The company last year set a goal of reaching 1 billion devices running the new operating system by mid-2018.
But in a statement to ZDNet, the company says it will "take longer" to reach that goal. Yusuf Mehdi, who runs the Windows marketing team, attributed that to "the focusing of our phone hardware business."
In a statement confirming the delayed target, the company didn't offer a new expected date. Microsoft last month said there were 350 million devices running Windows 10, a tally that analysts say predominantly involves personal computers.
Windows 10, released in July 2015, is designed to run with a similar look and feel across personal computers, tablets, smartphones, and Microsoft's Xbox One game consoles. The operating system was pitched in part as a way to broaden the company's reach beyond its PC comfort zone.When Terry Myerson, who leads Microsoft's Windows and Devices Group, announced the 1 billion target, the company had just wrapped up a year in which it sold about 34 million Windows smartphones.

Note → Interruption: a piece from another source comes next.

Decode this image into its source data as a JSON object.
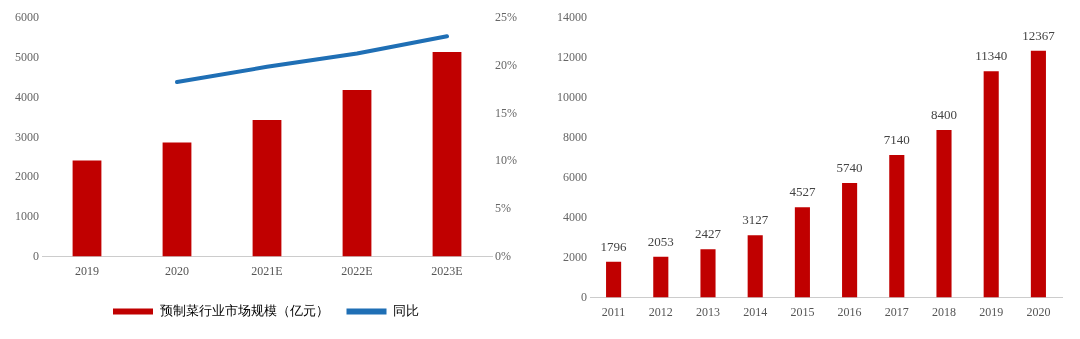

Since then, Microsoft has all but eliminated the smartphone hardware unit it acquired from Nokia in 2014, taking about $10 billion in writedowns and restructuring costs, laying off thousands of employees, and shuttering or selling factories worldwide. The company's smartphone sales totaled just 2.3 million in the first three months of 2016.
"It's hard to know what exactly they were counting on," said Steve Kleynhans, an analyst with Gartner. "At the time, they did have some pretty high expectations around Windows Phone."
Weak PC sales, he said, also likely played a role in Microsoft's changed expectations.